To the Honorable Congress of the United States April 21, 1779

To the Honorable Congress of the United States April 21, 1779



Congress having resolved to publish their Journals weekly, beginning with the first of January 1779, and as the proceedings respecting me form a considerable part of the first business in the Journals, and as the publication thereof is intended to give information to your constituents I have the request that the purport, at least, of my letters of January 6th, 7th and 8th be inserted.

The substance of the letter of the 6th is sufficiently contained in the first paragraph.

The substance of that of the 7th, is, requesting as your servant and demanding as a citizen of the United States an attested copy of the complaint against me, that I might answer it, and informing this Honorable House that I had evidence that I presumed would justify me, and entreating them not to do an act which they could not justify by proceeding to judgment in the matter without hearing me.

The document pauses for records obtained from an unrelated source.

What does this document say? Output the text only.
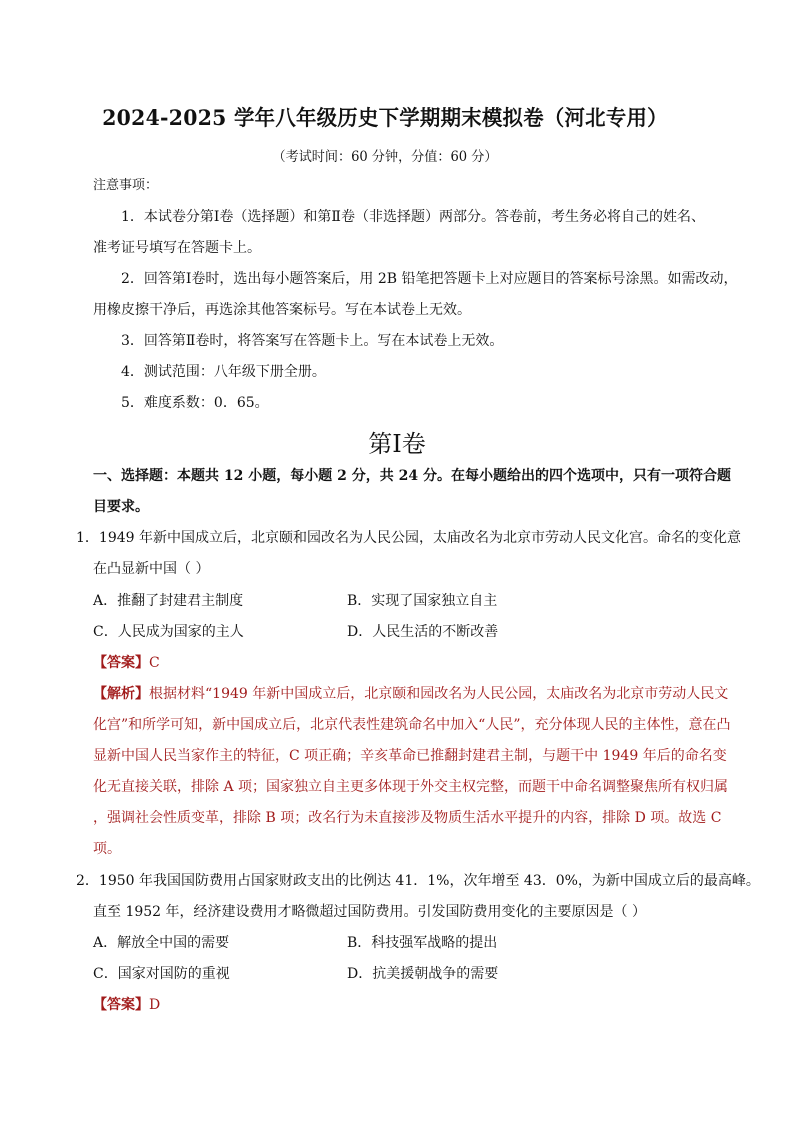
2024-2025 学年八年级历史下学期期末模拟卷（河北专用）
（考试时间：60 分钟，分值：60 分）
注意事项：
1．本试卷分第Ⅰ卷（选择题）和第Ⅱ卷（非选择题）两部分。答卷前，考生务必将自己的姓名、
准考证号填写在答题卡上。
2．回答第Ⅰ卷时，选出每小题答案后，用 2B 铅笔把答题卡上对应题目的答案标号涂黑。如需改动，
用橡皮擦干净后，再选涂其他答案标号。写在本试卷上无效。
3．回答第Ⅱ卷时，将答案写在答题卡上。写在本试卷上无效。
4．测试范围：八年级下册全册。
5．难度系数：0．65。
第Ⅰ卷
一、选择题：本题共 12 小题，每小题 2 分，共 24 分。在每小题给出的四个选项中，只有一项符合题
目要求。
1．1949 年新中国成立后，北京颐和园改名为人民公园，太庙改名为北京市劳动人民文化宫。命名的变化意
在凸显新中国（ ）
A．推翻了封建君主制度	B．实现了国家独立自主
C．人民成为国家的主人	D．人民生活的不断改善
【答案】C
【解析】根据材料“1949 年新中国成立后，北京颐和园改名为人民公园，太庙改名为北京市劳动人民文
化宫”和所学可知，新中国成立后，北京代表性建筑命名中加入“人民”，充分体现人民的主体性，意在凸
显新中国人民当家作主的特征，C 项正确；辛亥革命已推翻封建君主制，与题干中 1949 年后的命名变
化无直接关联，排除 A 项；国家独立自主更多体现于外交主权完整，而题干中命名调整聚焦所有权归属
，强调社会性质变革，排除 B 项；改名行为未直接涉及物质生活水平提升的内容，排除 D 项。故选 C
项。
2．1950 年我国国防费用占国家财政支出的比例达 41．1%，次年增至 43．0%，为新中国成立后的最高峰。
直至 1952 年，经济建设费用才略微超过国防费用。引发国防费用变化的主要原因是（ ）
A．解放全中国的需要	B．科技强军战略的提出
C．国家对国防的重视	D．抗美援朝战争的需要
【答案】D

The substance of that of the 8th is, my resignation of the office of Secretary to the Committee for foreign affairs, because a motion for hearing me had been negatived; with my reasons for the part I had acted.

Unless the purport, at least, of those letters be inserted I conceive that the Journals cannot be understood, and will require an explanation from me disagreeable to this Honorable House.

But that which would prevent all future controversy would be to insert the whole of the letters, and it is my request that they may be inserted, and the more so, because they have been represented by some gentlemen of this Honorable House as forming a part of the complaint against me, and consequently those gentlemen can have no objection to their appearance; and I request that no member of this Honorable House, out of tenderness to me, will negative a motion for their being inserted at length; for as without them, the proceedings of Congress, by having frequent reference thereto, must appear obscure and partial.

Congress will please to remember, they began their hard treatment of me while I was defending their injured and insulted honor, and which I cannot account for, on any other ground, than supposing, that a private unwarrantable connection was formed between Mr. Deane and certain members of this Honorable House.